Primeiro porque é necessário esclarecer e orientar aqueles que tem composto e aqueles que trazem as composições para serem cantadas no culto ao Senhor. A igreja deve zelar para que a sua expressão de louvor musical seja também uma adoração em verdade.
Segundo porque estava procurando um texto seu para publicar no boletim aqui da igreja, visto que domingo teremos o privilégio de ouví-lo.. rs
Que o Senhor continue a sustentar sua vida.
grande abraço e até amanhã.
Olá Charles,
Excelente post!
Sou pastor da Igreja Presbiteriana Filadélfia, em Marabá e amigo do Samuel Vitalino. Tenho grande interesse em trazê-lo à nossa igreja, a fim de realizarmos em 2011 a mesma atividade que aconteceu em Teresina no ano passado. Você poderia me passar um contato?
Um abraço!
alanrenne@hotmail.com
Li, Obrigado pela propaganda! Eu sou mesmo suspeito para falar do CD "Belo Horizonte". Suas sugestões são maravilhosas. Creio que só faltaram o Jorge Camargo e o João Alexandre.
Beijo!
Daniel,
Pode postar sim no seu blog. Fica à vontade!
Abraço!
Lucas,
Gostei dessa frase: "a ocasião faz a expressão"! Pode ser "impressão" também que dá certinho.
Abraço!
Alan,
Essa é a nossa luta. Parece tão óbvio, mas é tão difícil!
Abraço!
Isabelle,
Obrigado pela força. Que bom saber que tem muita gente aí que entrou nessa luta em prol da boa música com arte e júbilo (Sl 33.3).
Abraço!
Milton,
Obrigado pela palavra de incentivo. Esqueci de perguntar se vocês usam terno na sua igreja (eheh).
Abraço!
Alan Rennê,
Será um prazer, ainda mais se vocês me empaturrarem de comida boa como o pessoal de Teresina o fez (rs). Brincadeiras à parte, entre em contato comigo no e-mail charles@ipb.org.br
Abraço!
É sempre bom perceber como as Escrituras se aplicam a todas as áreas de nossa vida! Obrigado pelo seu empenho nessa importante missão! E que bela é a poesia do texto bíblico escolhido, não? (Sl 45.1) :-)

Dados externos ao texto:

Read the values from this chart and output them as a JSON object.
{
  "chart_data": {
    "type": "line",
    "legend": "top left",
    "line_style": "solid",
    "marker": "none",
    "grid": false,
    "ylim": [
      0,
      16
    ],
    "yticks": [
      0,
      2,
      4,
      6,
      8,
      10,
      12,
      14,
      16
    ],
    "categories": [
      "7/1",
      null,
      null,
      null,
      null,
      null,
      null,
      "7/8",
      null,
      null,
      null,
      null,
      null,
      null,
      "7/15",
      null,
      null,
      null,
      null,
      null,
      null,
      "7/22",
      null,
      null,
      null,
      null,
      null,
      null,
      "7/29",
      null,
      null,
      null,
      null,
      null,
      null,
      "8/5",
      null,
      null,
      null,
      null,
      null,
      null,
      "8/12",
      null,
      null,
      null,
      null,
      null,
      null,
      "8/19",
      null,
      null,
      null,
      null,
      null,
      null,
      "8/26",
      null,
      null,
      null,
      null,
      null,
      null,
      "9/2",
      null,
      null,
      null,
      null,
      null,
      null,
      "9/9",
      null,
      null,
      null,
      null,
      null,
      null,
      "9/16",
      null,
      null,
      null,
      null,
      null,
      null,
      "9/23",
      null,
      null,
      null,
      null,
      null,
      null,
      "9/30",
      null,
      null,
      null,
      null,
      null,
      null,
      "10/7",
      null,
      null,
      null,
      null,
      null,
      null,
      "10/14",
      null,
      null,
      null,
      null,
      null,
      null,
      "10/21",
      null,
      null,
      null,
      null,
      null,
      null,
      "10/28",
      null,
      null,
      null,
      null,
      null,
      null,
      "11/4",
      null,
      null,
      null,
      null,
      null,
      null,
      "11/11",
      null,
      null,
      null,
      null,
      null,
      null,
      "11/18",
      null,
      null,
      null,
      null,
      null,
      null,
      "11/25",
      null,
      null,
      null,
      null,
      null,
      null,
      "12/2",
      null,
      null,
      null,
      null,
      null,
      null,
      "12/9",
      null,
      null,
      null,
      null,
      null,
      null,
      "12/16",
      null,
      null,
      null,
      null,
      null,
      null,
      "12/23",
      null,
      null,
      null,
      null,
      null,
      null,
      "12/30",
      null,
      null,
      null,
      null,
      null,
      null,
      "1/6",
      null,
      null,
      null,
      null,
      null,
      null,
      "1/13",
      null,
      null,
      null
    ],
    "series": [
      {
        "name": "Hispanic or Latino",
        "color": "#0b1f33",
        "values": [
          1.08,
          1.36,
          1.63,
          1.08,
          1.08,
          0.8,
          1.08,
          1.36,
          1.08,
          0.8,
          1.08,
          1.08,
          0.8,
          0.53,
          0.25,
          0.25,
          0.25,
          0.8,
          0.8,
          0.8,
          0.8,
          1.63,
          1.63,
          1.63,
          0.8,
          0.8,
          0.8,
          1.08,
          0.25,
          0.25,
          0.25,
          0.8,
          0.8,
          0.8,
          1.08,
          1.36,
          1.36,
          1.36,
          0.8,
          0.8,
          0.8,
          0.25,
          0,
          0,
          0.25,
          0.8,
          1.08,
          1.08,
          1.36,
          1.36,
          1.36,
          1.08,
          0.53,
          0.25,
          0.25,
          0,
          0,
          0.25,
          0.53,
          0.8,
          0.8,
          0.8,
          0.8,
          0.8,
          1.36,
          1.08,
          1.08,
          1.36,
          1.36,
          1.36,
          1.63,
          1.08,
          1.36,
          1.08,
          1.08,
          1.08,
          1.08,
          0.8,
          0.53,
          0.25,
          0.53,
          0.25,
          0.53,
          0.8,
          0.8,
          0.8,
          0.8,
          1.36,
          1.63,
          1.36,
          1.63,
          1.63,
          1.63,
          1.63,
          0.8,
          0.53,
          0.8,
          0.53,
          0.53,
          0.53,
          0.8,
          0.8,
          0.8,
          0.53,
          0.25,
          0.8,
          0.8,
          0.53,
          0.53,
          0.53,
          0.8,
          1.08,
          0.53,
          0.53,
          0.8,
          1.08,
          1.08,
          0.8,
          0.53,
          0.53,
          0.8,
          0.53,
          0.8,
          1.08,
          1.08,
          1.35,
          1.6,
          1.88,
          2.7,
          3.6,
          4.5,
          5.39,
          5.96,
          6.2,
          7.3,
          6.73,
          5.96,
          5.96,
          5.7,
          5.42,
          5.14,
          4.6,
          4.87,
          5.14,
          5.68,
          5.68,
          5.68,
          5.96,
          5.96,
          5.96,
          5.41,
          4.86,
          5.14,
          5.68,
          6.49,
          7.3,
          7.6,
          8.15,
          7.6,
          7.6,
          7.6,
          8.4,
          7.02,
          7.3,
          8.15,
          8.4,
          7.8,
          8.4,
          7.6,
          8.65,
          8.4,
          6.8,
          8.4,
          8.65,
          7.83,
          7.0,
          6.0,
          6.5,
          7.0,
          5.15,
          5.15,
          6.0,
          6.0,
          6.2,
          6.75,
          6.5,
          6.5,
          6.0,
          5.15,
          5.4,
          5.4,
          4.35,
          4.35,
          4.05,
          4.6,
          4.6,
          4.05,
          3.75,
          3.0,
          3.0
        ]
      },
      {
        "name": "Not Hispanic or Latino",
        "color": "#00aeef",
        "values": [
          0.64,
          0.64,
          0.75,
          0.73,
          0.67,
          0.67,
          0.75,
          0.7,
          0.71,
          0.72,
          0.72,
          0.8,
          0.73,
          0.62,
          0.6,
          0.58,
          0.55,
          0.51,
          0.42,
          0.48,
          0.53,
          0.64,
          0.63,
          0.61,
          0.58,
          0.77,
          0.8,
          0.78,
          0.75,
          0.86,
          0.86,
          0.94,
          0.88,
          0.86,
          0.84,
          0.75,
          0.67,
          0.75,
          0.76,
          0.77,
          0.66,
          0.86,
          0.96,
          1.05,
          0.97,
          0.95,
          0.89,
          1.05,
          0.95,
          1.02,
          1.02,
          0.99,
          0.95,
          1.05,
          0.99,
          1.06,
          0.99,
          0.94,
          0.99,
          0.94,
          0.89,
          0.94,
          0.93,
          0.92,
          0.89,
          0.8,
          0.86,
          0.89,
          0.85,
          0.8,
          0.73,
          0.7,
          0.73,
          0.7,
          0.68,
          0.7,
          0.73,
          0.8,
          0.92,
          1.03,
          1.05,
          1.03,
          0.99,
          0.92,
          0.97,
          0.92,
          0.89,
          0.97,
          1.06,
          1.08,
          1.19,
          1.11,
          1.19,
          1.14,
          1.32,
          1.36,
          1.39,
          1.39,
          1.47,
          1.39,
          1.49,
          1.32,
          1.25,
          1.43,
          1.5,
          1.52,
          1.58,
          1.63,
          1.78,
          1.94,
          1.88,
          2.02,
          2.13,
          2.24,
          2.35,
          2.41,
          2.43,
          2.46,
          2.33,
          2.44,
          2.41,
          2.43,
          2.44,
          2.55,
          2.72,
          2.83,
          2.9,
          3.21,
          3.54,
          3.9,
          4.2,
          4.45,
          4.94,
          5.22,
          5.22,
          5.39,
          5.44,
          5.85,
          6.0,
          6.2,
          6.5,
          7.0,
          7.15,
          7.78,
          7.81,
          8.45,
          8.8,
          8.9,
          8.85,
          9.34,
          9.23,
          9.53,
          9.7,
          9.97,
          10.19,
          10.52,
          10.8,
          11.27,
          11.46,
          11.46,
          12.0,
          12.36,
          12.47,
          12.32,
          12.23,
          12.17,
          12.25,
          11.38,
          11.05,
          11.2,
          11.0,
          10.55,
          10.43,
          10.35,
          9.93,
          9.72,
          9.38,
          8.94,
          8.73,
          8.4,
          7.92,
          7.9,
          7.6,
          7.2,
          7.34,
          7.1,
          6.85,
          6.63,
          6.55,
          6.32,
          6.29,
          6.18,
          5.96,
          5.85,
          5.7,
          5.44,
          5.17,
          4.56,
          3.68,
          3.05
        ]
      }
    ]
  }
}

Fica com Deus, Pr Charles!
Pr. Charles Melo
Excelente texto!
Infelizmente, a secularização tem ganhado cada vez mais espaço nas igrejas. Mas, pela fidelidade e misericórdia do Senhor, é Ele mesmo quem fornece meios para os Seus filhos perseverarem na verdadeira fé, mediante a sã doutrina das Escrituras.
Rogo que o Senhor continue a usá-lo para Sua glória!
Abraços da IPB Poá
Tiago,
Obrigado pela força! De fato, nossa poesia tem que ser como nos versículo que você gostou: bela e verdadeira!
Abraço!
Carol,
Obrigado pelo encorajamento! De fato, temos todos os meios para não cair nas falácias em tempos de avanço da secularização. Sigamos firmes na Palavra!
Abraço!
A pena agora ficou mais bonitinha, Charles :)
Samuca,
Depois de lutar com a antiga pena, ela sumiu de repente. Então fui obrigado a achar outra.
Bom dia, pastor Charles!
Tomei a liberdade de postar seu texto no facebook. Aproveitei pra divulgar o blog, que é maravilhoso!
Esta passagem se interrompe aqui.